Stamp Duty - buying out partner

K

Kel

Guest
Hello. I am buying out my partner's share of our jointly equally owned property. It was brand new when we purchased it 4 years ago. The property is now valued at 540K. I am paying 80K to buy my partner out. Do I have to pay stamp duty on 540K or on the 80K which is half the equity in the house?
 
When I bought out my brother, a valuation had to be done to work out the stamp duty implications. I'm afraid that I was told by my solicitor that the SD is worked out on half the value as opposed to the purchase price:(. So you'd owe 5% of 270k - €13,500
 
It will be 5% on the €270,000 property value you are buying from him. If the new mortgage is over €254,000 there will be SD on the mortgage deed of 0.1%

Sarah

www.rea.ie
 
The stamp duty, if payable, will be payable on half the market value of the house less half the mortgage. So take the value of the house, divide in two and take off half the outstanding mortgage and that is the value you are acquiring and on which you may or may not have to pay stamp duty on. If the 80K is an arbitrary figure, its not relevant. I've done a few of these recently and even Revenue are confused.

Plus if you were both first time buyers at the time and have not acquired any other property in the meantime, you may still be considered a f.t.b.

mf
 
MF1, surely the value he is acquiring is the 270K regardless of the morgage. If you buy another property(after selling first) you get no relief from stamp duty if you have a mortgage on the first property. Surely this is the same thing? My brother had to pay off his half of the mortgage, I had to pay off mine and then buy the whole property again. The SD would've been simply worked out on half the value of the property as that is what I was buying. Correct me if I'm wrong but this is what happened to me.
 
If you are using the same mortgage company, the calculation is based on the greater of 1/2 the equity or 1/2 the mortgage plus the consideration.
 
Yes it is very confusing and I think what happened is that Revenue worked originally on the premise that the soon to be complete owner was taking on the ex's current mortgage and that the mortgagee was joining in the Deed so it was quite clear that stamp duty should be on the cleared value less mortgage. BUT because so many people were doing this, and were taking on new mortgages where the mortgagee was not joining in the Deed but rather the s.t.b.c.owner was greatly increasing their mortgage with a new mortgagee to buy out the old owner and discharge them from their obligations, the old mechanism was not making any sense at all.

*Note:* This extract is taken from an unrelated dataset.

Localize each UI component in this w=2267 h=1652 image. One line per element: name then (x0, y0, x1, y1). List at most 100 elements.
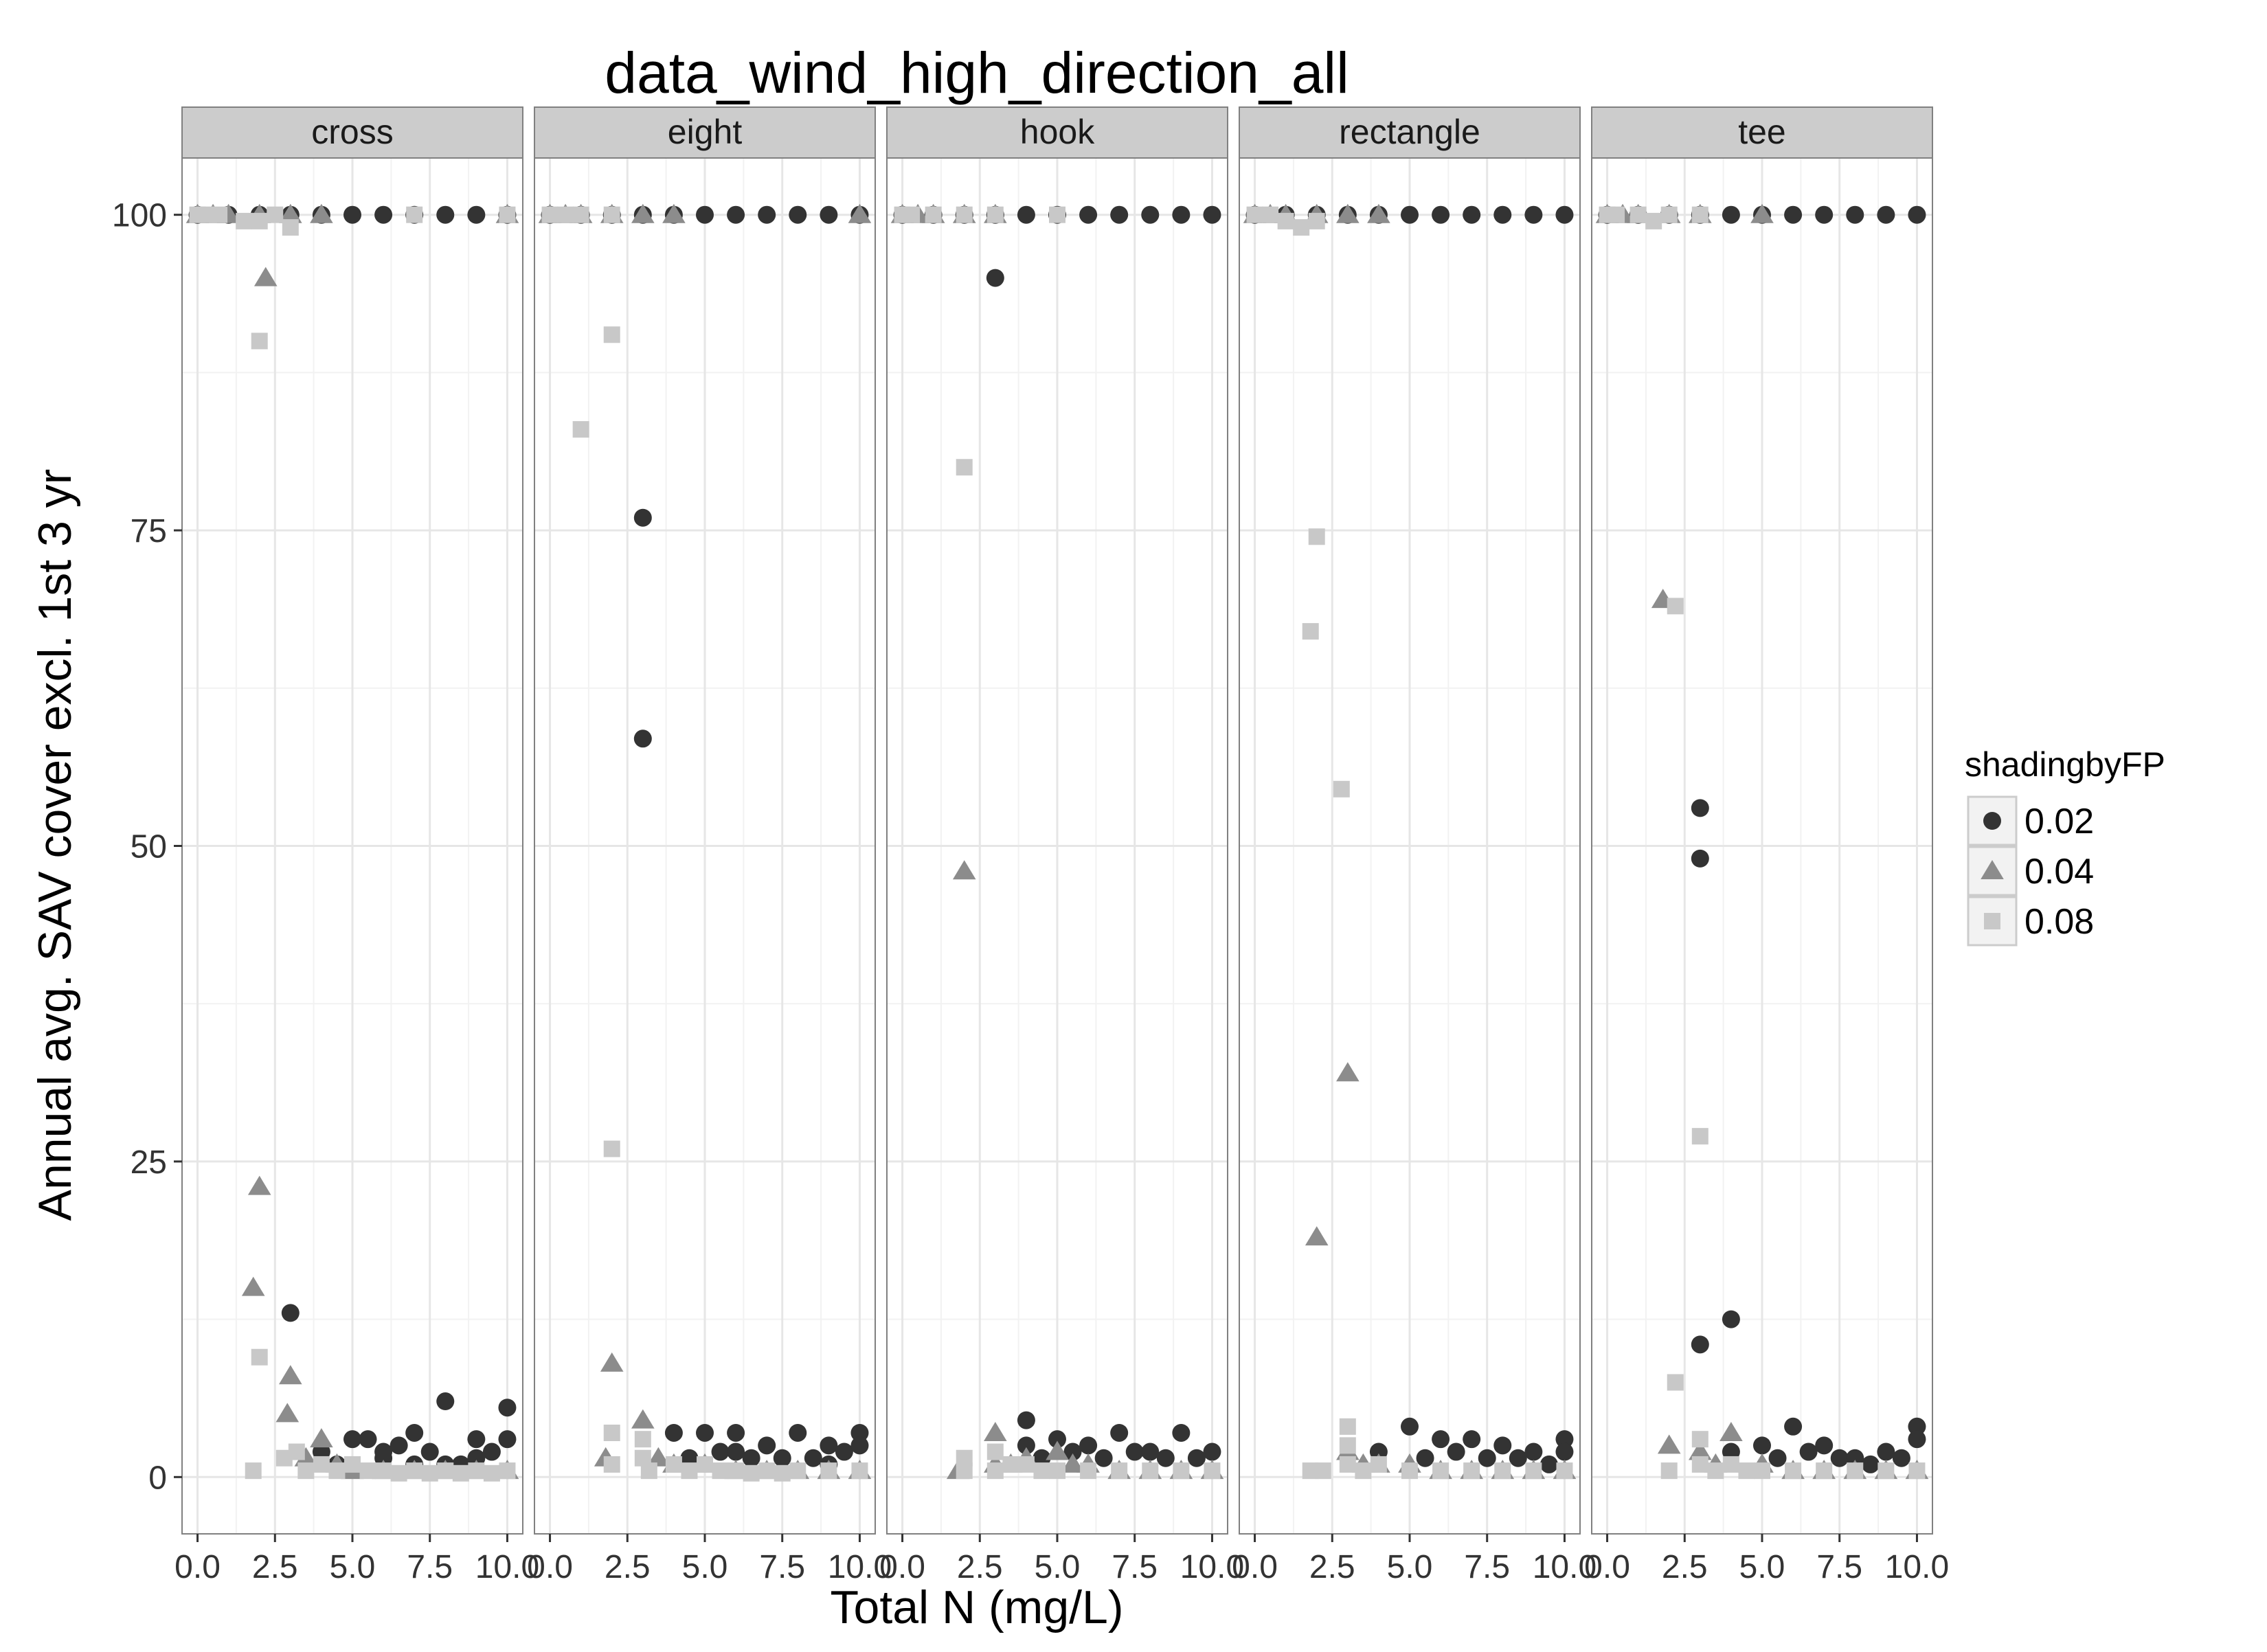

I may not be explaining it very well but yes Revenue will take the amount of the mortgage being assumed to reduce the sum on which stamp duty is to be calculated.

mf
 
I'm not sure about your method MFI as the deed has to recite the total consideration paid to include 1/2 the mortgage if applicable. If there is an element of gift this has to be recited. Any of these that I have done the revenue has looked for a statement of the amount outstanding on the mortgage as of the date of the deed as well as a valuation. In any event if both parties were first time buyers when they bought the house new then the poster can claim first time buyer relief again when buying out partner - see the revenue leaflet on first time buyers - sorry I don't know how to do links.